Я уловил, что она подумала о сигаретах. Ей хотелось покурить. Они лежали в сумке в коридоре.
— Да я знаю, что ты хочешь мне сказать. Не надо. Правда. Давай лучше ты мне пообещаешь.
— Пожалуйста, — закрылась она подушкой, а затем отстранила её, посмотрела на меня, как зашуганный зверёк. — Пожалуйста! — И зажмуренный зверёк скрылся, Влада встала и снова стала жёсткой:
— Не говори мне обещать. Ты витаешь в облаках. Долг, долг! Бажен, да какой долг? Какой, я хочу сказать, у тебя-то долг? Это Вазгена ребёнок. И не надо так реагировать, делать такое лицо, я не собираюсь молчать. Ты пришёл ко мне как Иванушка, жизнь другая, Бажен. Вообще другая. А ты в своих мирах непонятных носишься и, не продумав ничего, настаиваешь, чтоб я тебе, — это «я тебе» было сказано с диким и, что обиднее всего, незапланированным пренебрежением, — обещала.

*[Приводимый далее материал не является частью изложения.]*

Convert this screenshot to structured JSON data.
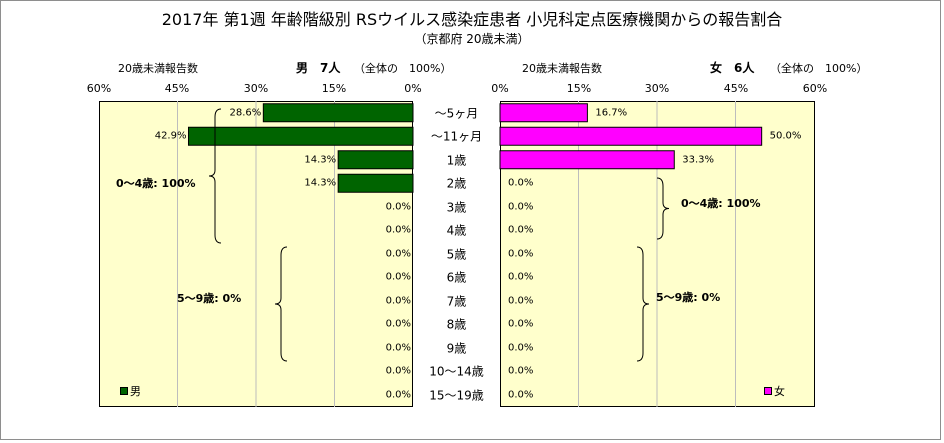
{
  "title": "2017年 第1週 年齢階級別 RSウイルス感染症患者 小児科定点医療機関からの報告割合",
  "subtitle": "（京都府 20歳未満）",
  "colors": {
    "male": "#006400",
    "female": "#ff00ff",
    "plot_bg": "#ffffcc",
    "grid": "#bdbdbd"
  },
  "left_panel": {
    "count_label": "20歳未満報告数",
    "sex_count": "男　7人",
    "basis": "（全体の　100%）",
    "ticks": [
      "60%",
      "45%",
      "30%",
      "15%",
      "0%"
    ],
    "legend": "男",
    "groups": [
      {
        "label": "0～4歳: 100%"
      },
      {
        "label": "5～9歳: 0%"
      }
    ]
  },
  "right_panel": {
    "count_label": "20歳未満報告数",
    "sex_count": "女　6人",
    "basis": "（全体の　100%）",
    "ticks": [
      "0%",
      "15%",
      "30%",
      "45%",
      "60%"
    ],
    "legend": "女",
    "groups": [
      {
        "label": "0～4歳: 100%"
      },
      {
        "label": "5～9歳: 0%"
      }
    ]
  },
  "chart_data": {
    "type": "bar",
    "orientation": "horizontal",
    "xlim": [
      0,
      60
    ],
    "grid": true,
    "categories": [
      "～5ヶ月",
      "～11ヶ月",
      "1歳",
      "2歳",
      "3歳",
      "4歳",
      "5歳",
      "6歳",
      "7歳",
      "8歳",
      "9歳",
      "10～14歳",
      "15～19歳"
    ],
    "series": [
      {
        "name": "男",
        "values": [
          28.6,
          42.9,
          14.3,
          14.3,
          0,
          0,
          0,
          0,
          0,
          0,
          0,
          0,
          0
        ],
        "labels": [
          "28.6%",
          "42.9%",
          "14.3%",
          "14.3%",
          "0.0%",
          "0.0%",
          "0.0%",
          "0.0%",
          "0.0%",
          "0.0%",
          "0.0%",
          "0.0%",
          "0.0%"
        ]
      },
      {
        "name": "女",
        "values": [
          16.7,
          50.0,
          33.3,
          0,
          0,
          0,
          0,
          0,
          0,
          0,
          0,
          0,
          0
        ],
        "labels": [
          "16.7%",
          "50.0%",
          "33.3%",
          "0.0%",
          "0.0%",
          "0.0%",
          "0.0%",
          "0.0%",
          "0.0%",
          "0.0%",
          "0.0%",
          "0.0%",
          "0.0%"
        ]
      }
    ]
  }
}
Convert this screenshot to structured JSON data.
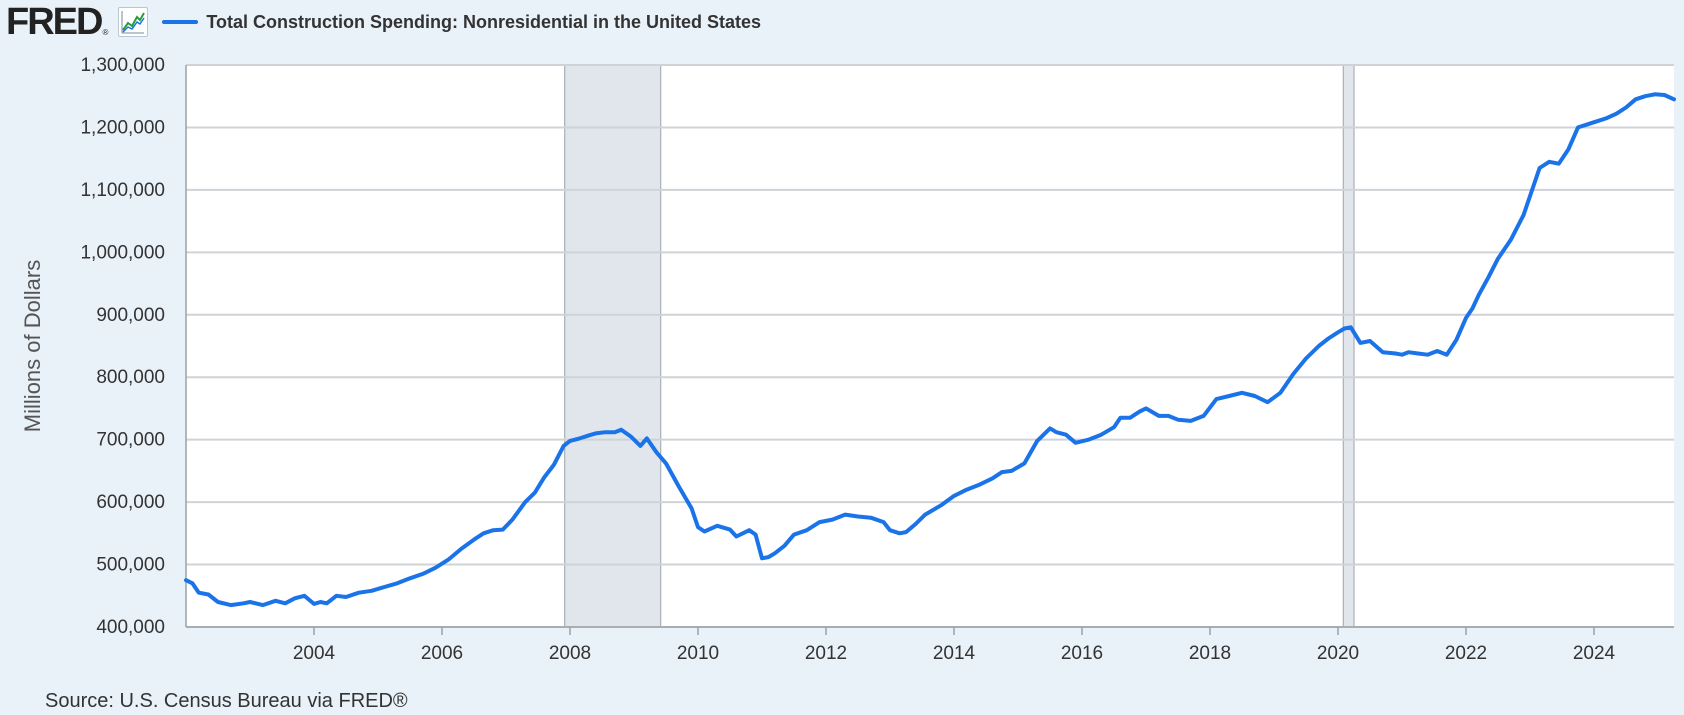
{
  "header": {
    "logo_text": "FRED",
    "logo_mark": "®",
    "graph_icon": "trend-line-icon"
  },
  "colors": {
    "series": "#1a73e8",
    "recession": "#e1e6ec",
    "grid": "#cfd3d7",
    "plot_bg": "#ffffff",
    "page_bg": "#e9f1f9"
  },
  "source": "Source: U.S. Census Bureau via FRED®",
  "chart_data": {
    "type": "line",
    "ylabel": "Millions of Dollars",
    "xlabel": "",
    "xlim": [
      2002.0,
      2025.25
    ],
    "ylim": [
      400000,
      1300000
    ],
    "yticks": [
      400000,
      500000,
      600000,
      700000,
      800000,
      900000,
      1000000,
      1100000,
      1200000,
      1300000
    ],
    "ytick_labels": [
      "400,000",
      "500,000",
      "600,000",
      "700,000",
      "800,000",
      "900,000",
      "1,000,000",
      "1,100,000",
      "1,200,000",
      "1,300,000"
    ],
    "xticks": [
      2004,
      2006,
      2008,
      2010,
      2012,
      2014,
      2016,
      2018,
      2020,
      2022,
      2024
    ],
    "xtick_labels": [
      "2004",
      "2006",
      "2008",
      "2010",
      "2012",
      "2014",
      "2016",
      "2018",
      "2020",
      "2022",
      "2024"
    ],
    "grid": true,
    "recessions": [
      [
        2007.917,
        2009.417
      ],
      [
        2020.083,
        2020.25
      ]
    ],
    "series": [
      {
        "name": "Total Construction Spending: Nonresidential in the United States",
        "color": "#1a73e8",
        "x": [
          2002.0,
          2002.1,
          2002.2,
          2002.35,
          2002.5,
          2002.7,
          2002.9,
          2003.0,
          2003.2,
          2003.4,
          2003.55,
          2003.7,
          2003.85,
          2004.0,
          2004.1,
          2004.2,
          2004.35,
          2004.5,
          2004.7,
          2004.9,
          2005.1,
          2005.3,
          2005.5,
          2005.7,
          2005.9,
          2006.1,
          2006.3,
          2006.5,
          2006.65,
          2006.8,
          2006.95,
          2007.1,
          2007.3,
          2007.45,
          2007.6,
          2007.75,
          2007.9,
          2008.0,
          2008.15,
          2008.3,
          2008.4,
          2008.55,
          2008.7,
          2008.8,
          2008.95,
          2009.1,
          2009.2,
          2009.35,
          2009.5,
          2009.7,
          2009.9,
          2010.0,
          2010.1,
          2010.3,
          2010.5,
          2010.6,
          2010.8,
          2010.9,
          2011.0,
          2011.1,
          2011.2,
          2011.35,
          2011.5,
          2011.7,
          2011.9,
          2012.1,
          2012.3,
          2012.5,
          2012.7,
          2012.9,
          2013.0,
          2013.15,
          2013.25,
          2013.4,
          2013.55,
          2013.8,
          2014.0,
          2014.2,
          2014.4,
          2014.6,
          2014.75,
          2014.9,
          2015.1,
          2015.3,
          2015.5,
          2015.6,
          2015.75,
          2015.9,
          2016.1,
          2016.3,
          2016.5,
          2016.6,
          2016.75,
          2016.9,
          2017.0,
          2017.2,
          2017.35,
          2017.5,
          2017.7,
          2017.9,
          2018.1,
          2018.3,
          2018.5,
          2018.7,
          2018.9,
          2019.1,
          2019.3,
          2019.5,
          2019.7,
          2019.85,
          2020.0,
          2020.1,
          2020.2,
          2020.35,
          2020.5,
          2020.7,
          2020.9,
          2021.0,
          2021.1,
          2021.25,
          2021.4,
          2021.55,
          2021.7,
          2021.85,
          2022.0,
          2022.1,
          2022.2,
          2022.35,
          2022.5,
          2022.7,
          2022.9,
          2023.0,
          2023.15,
          2023.3,
          2023.45,
          2023.6,
          2023.75,
          2023.9,
          2024.05,
          2024.2,
          2024.35,
          2024.5,
          2024.65,
          2024.8,
          2024.95,
          2025.1,
          2025.25
        ],
        "y": [
          475000,
          470000,
          455000,
          452000,
          440000,
          435000,
          438000,
          440000,
          435000,
          442000,
          438000,
          446000,
          450000,
          437000,
          440000,
          438000,
          450000,
          448000,
          455000,
          458000,
          464000,
          470000,
          478000,
          485000,
          495000,
          508000,
          525000,
          540000,
          550000,
          555000,
          556000,
          572000,
          600000,
          615000,
          640000,
          660000,
          690000,
          698000,
          702000,
          707000,
          710000,
          712000,
          712000,
          716000,
          705000,
          690000,
          702000,
          680000,
          662000,
          625000,
          590000,
          560000,
          553000,
          562000,
          556000,
          545000,
          555000,
          548000,
          510000,
          512000,
          518000,
          530000,
          548000,
          555000,
          568000,
          572000,
          580000,
          577000,
          575000,
          568000,
          555000,
          550000,
          552000,
          565000,
          580000,
          595000,
          610000,
          620000,
          628000,
          638000,
          648000,
          650000,
          662000,
          698000,
          718000,
          712000,
          708000,
          695000,
          700000,
          708000,
          720000,
          735000,
          735000,
          745000,
          750000,
          738000,
          738000,
          732000,
          730000,
          738000,
          765000,
          770000,
          775000,
          770000,
          760000,
          775000,
          805000,
          830000,
          850000,
          862000,
          872000,
          878000,
          880000,
          855000,
          858000,
          840000,
          838000,
          836000,
          840000,
          838000,
          836000,
          842000,
          836000,
          860000,
          895000,
          910000,
          932000,
          960000,
          990000,
          1020000,
          1060000,
          1090000,
          1135000,
          1145000,
          1142000,
          1165000,
          1200000,
          1205000,
          1210000,
          1215000,
          1222000,
          1232000,
          1245000,
          1250000,
          1253000,
          1252000,
          1245000
        ]
      }
    ]
  }
}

— Не я пришёл! А ты пришла в ресторан! Ты же зачем-то явилась?! Только не надо мне петь про совпадение! — и параллельно с её «Я явилась?!», не давая ей продолжать, перекрикивая её, я говорил:
— И явилась ты, потому что знала, что только я буду настаивать на том, что надо первое взять за аксиому — человек жив, — в голове промелькнуло «да уж, аксиома, ребёнка в печку искусству кидать». — Поэтому ты и пришла в ресторан. А сейчас на меня накидываешься с пустыми обвинениями, просто срываешь на мне недовольство собой. Ты недовольна сейчас собой. Тебе бы ведь сейчас хотелось быть Алёнушкой? Ну, ведь да? Хотелось? Ведь у Алёнушек всё просто, а у Влад всё так заморочено. Ведь Влады выносят мозги и сами неудовлетворены, а Алёнушки счастливы. Ты потерялась, поэтому и пришла.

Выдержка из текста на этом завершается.